I recieved following responce from the german embassy on my visa application status 
I need help from you guys about visa processing because my employer rang me and forcing me to join me but due to longer time for visa approval I am not able to join in this case what can I do. Please advice.
Dear applicant,



Thank you for your email.



The visa application process involves participation with various German authorities. Feedback of the German domestic authorities is still pending.

You will be informed as soon as a final decision comes through. 



Please note that the processing might take up to 12 weeks, and in some cases, even longer.



The German Consulate General has no means of speeding up the process.
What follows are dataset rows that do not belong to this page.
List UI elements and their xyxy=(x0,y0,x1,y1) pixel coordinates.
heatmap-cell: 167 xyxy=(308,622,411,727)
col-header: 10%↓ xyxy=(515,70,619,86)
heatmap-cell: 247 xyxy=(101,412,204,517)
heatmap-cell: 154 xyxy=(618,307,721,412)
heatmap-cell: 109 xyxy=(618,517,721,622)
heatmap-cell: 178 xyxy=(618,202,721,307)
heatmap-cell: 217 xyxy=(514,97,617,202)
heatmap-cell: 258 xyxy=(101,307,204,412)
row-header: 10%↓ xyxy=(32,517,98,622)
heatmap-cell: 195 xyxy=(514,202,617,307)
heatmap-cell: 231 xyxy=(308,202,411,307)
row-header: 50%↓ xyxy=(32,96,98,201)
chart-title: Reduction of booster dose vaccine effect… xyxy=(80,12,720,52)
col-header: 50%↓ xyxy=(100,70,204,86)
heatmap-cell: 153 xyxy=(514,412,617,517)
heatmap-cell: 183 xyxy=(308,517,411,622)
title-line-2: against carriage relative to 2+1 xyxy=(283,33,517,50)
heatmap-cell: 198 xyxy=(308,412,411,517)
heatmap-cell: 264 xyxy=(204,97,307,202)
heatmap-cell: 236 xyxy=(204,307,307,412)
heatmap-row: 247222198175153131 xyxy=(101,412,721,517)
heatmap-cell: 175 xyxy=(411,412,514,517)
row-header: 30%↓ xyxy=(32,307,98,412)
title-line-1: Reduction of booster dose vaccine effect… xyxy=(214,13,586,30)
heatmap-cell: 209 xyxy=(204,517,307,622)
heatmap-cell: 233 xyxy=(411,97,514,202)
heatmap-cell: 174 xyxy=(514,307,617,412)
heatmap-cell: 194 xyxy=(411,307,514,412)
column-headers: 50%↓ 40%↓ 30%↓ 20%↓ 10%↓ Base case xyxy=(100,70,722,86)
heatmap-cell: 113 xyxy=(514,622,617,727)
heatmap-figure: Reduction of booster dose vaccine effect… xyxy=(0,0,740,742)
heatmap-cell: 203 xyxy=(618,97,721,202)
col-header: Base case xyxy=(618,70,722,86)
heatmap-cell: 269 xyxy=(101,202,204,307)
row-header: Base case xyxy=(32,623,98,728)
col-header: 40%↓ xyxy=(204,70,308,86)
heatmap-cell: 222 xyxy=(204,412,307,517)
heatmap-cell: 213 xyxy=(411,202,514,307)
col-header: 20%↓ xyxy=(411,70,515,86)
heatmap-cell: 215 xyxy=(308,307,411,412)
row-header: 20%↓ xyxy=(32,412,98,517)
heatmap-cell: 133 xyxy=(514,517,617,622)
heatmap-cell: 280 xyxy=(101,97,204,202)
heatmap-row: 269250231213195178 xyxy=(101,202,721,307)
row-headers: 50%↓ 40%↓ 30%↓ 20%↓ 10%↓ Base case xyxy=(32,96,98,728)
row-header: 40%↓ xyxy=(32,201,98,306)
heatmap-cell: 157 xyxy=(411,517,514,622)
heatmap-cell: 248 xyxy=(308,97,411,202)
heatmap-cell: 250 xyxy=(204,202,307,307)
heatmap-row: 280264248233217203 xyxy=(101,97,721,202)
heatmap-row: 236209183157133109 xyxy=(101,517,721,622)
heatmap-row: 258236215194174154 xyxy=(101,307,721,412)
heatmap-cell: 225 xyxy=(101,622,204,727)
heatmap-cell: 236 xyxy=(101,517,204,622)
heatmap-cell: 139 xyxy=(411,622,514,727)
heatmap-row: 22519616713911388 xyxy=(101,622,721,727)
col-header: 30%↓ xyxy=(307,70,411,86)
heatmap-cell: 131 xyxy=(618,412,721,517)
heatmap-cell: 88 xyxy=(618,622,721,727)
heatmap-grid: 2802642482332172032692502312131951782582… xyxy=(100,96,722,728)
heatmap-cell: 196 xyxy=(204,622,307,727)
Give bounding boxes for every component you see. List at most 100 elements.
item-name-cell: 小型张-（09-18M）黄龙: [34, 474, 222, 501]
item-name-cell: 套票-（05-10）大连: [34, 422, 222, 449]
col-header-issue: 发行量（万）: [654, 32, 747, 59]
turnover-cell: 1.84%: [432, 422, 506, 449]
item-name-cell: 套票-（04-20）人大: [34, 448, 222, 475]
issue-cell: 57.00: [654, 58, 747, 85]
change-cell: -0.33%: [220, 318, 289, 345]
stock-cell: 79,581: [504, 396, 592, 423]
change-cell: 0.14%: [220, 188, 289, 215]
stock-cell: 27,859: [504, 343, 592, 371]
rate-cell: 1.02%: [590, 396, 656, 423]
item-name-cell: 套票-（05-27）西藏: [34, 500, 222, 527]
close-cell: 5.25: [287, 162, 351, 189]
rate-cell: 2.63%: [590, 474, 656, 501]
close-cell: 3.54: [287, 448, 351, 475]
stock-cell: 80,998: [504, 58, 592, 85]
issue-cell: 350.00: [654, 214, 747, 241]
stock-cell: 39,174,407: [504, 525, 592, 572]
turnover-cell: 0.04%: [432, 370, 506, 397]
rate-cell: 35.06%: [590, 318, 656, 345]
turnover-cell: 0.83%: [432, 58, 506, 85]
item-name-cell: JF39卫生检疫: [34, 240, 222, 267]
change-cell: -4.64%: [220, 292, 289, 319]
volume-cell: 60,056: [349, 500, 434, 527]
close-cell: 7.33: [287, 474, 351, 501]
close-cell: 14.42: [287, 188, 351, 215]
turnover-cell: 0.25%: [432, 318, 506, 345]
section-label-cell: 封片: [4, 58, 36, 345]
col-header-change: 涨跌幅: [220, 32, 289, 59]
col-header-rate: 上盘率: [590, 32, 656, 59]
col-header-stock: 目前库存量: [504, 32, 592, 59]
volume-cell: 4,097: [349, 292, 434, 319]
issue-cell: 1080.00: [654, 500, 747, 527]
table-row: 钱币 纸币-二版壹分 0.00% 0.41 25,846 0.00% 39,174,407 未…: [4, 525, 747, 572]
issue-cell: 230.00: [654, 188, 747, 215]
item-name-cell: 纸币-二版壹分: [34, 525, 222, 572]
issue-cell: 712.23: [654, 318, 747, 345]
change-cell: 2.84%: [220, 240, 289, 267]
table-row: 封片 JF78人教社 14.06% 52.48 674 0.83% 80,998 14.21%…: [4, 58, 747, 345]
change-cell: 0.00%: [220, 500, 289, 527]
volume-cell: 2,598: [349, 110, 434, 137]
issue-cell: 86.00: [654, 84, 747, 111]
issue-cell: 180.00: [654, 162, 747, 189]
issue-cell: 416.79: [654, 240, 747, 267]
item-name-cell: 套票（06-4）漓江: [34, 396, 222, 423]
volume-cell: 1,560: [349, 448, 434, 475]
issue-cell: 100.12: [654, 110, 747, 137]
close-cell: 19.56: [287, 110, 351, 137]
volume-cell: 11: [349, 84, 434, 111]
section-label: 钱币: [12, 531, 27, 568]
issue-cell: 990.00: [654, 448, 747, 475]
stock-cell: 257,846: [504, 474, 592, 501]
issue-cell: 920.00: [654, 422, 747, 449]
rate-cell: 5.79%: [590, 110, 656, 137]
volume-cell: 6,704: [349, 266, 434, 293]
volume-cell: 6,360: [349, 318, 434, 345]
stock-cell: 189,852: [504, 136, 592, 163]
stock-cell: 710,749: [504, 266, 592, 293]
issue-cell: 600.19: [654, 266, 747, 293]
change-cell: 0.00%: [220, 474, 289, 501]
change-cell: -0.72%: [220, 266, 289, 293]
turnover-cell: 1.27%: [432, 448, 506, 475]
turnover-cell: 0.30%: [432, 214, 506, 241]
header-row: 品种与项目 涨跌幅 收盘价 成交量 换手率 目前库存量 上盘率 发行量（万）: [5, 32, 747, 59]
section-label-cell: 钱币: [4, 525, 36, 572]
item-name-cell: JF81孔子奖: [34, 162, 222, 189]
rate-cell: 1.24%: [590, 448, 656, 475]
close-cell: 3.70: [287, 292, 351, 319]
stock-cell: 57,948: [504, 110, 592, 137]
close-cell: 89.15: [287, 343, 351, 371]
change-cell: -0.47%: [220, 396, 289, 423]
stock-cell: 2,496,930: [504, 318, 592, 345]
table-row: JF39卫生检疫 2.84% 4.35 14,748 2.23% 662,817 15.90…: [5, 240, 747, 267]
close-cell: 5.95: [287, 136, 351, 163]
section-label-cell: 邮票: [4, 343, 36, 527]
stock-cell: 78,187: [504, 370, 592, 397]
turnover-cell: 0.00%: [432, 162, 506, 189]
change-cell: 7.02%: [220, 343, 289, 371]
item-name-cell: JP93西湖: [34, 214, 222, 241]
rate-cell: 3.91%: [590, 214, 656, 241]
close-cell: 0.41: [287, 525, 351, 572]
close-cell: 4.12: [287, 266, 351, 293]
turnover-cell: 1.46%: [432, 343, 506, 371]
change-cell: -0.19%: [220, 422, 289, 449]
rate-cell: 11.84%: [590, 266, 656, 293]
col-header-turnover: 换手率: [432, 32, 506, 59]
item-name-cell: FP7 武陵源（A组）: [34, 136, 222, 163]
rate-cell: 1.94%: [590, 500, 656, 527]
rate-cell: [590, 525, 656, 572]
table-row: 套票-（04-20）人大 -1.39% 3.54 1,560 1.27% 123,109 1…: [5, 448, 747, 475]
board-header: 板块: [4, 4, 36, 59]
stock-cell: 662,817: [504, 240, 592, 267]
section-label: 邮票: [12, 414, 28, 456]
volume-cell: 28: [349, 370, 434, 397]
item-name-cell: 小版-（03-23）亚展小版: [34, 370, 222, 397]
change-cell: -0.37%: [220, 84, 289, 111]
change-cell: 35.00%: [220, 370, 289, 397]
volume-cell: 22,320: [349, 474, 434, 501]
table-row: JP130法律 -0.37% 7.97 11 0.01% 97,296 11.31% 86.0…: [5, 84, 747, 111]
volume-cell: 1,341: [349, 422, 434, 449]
Therefore, please do refrain from further inquiries with regards to status of your application.



Sincerely,

Visa Section,


----------



## ALKB (Jan 20, 2012)

kalki said:


> I recieved following responce from the german embassy on my visa application status
> I need help from you guys about visa processing because my employer rang me and forcing me to join me but due to longer time for visa approval I am not able to join in this case what can I do. Please advice.
> Dear applicant,
> 
> ...


Well, forward the email to your employer.

Is this the first time they have sponsored somebody?

If not, they should know that sponsoring somebody for a work permit is not a quick process.

It's a bit ridiculous to try and "force" you to come to Germany and start working.

a) The Embassy has you passport, right? So you can't travel.

b) You can't enter the country without a valid visa.

c) Should you somehow get to Germany, both you and your employer would commit an offense by working/letting you work without a work permit.


----------



## kalki (May 4, 2016)

Thank you for your reply. Yes they are first time sponsering. Hope I will get visa soon otherwise.


----------



## hasli (Oct 18, 2016)

Hi Kalki, can you please share how long it finally took to get your visa ?


----------



## svamseekrishna (Dec 9, 2015)

*Can you please let me know*

Hi Kalki...

I was going through your post and thought of asking you the below queries as I am also looking to work in Germany.

1. How did you get an offer since you are not there. Did you applied it through some Job sites, etc..?

2. Do you belong to IT/Software domain?

Please take sometime to answer my queries as it would give an initial Idea.


Thanks & Regards,
Vamsi.


----------